As Labour Day approached earlier this year, we wrote that September is historically the worst-performing month in the market. We expected volatility throughout the month and sure enough, that’s exactly what we received.

Using that same data, December is historically a strong month for the stock market.

Since the 1970s, the average return during December has been about 1.7%.

That ties for the second-best month of the year after November. In case you didn’t notice, the S&P 500 and the S&P/TSX Composite index rose 5.4% and 5.3%, respectively, last month.

With seasonal strength on our side, several other considerations support the continuation of last month’s rally to continue.

First, historical precedent suggests that when the S&P 500 contracts by 15% in the first half of the year, a 15% to 18% rally traditionally follows in the last six months of the same year. In the first six months of 2022, the index fell almost 21%. Since June 30, it has rebounded just under 8%.

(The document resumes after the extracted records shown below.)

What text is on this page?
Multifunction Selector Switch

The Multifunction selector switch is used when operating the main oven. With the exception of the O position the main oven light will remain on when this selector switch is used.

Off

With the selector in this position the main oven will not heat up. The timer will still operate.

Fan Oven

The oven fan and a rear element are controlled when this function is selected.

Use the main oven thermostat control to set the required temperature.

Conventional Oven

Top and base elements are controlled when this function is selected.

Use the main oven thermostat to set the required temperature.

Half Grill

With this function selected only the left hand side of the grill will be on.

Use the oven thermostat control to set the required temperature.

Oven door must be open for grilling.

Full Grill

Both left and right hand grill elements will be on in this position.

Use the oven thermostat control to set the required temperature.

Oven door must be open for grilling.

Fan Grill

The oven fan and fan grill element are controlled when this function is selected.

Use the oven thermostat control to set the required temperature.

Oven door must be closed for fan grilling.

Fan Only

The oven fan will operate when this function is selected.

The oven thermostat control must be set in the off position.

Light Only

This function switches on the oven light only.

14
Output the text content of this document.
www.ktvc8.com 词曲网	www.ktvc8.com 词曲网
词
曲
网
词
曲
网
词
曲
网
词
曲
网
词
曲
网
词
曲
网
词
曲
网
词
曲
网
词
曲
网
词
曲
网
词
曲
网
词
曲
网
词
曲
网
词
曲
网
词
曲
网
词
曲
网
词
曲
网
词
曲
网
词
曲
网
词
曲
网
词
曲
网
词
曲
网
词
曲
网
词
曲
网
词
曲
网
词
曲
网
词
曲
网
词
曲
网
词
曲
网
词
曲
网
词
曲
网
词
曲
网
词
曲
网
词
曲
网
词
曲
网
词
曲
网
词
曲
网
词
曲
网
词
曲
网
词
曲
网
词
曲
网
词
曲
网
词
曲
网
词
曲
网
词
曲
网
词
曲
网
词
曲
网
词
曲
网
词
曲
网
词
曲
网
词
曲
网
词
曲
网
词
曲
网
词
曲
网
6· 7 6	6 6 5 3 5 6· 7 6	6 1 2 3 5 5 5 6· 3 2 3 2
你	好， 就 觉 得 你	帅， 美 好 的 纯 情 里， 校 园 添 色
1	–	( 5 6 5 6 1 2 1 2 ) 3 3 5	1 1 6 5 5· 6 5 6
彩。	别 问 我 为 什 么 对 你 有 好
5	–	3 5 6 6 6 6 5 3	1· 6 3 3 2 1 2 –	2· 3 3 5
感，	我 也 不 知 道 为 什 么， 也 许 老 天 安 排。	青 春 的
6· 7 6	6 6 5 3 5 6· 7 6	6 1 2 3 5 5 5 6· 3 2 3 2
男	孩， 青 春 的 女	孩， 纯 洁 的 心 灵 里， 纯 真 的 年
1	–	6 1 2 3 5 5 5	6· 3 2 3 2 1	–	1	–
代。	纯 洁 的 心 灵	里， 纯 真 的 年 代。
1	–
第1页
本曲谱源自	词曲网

Second, the market has appreciated by 14% on average since 1944 in the six months following U.S. midterm elections that take place in November. The strongest gains have accompanied a gridlocked Congress. This is because drastic changes in fiscal policy are less likely to occur.

Third, earlier today, U.S. Fed Chair Jay Powell said during a Q&A with the Brookings Institute that its was time to moderate future interest rate hikes. This long-anticipated announcement was welcomed news by the market.

As December approaches, we expect the rally to continue into year-end.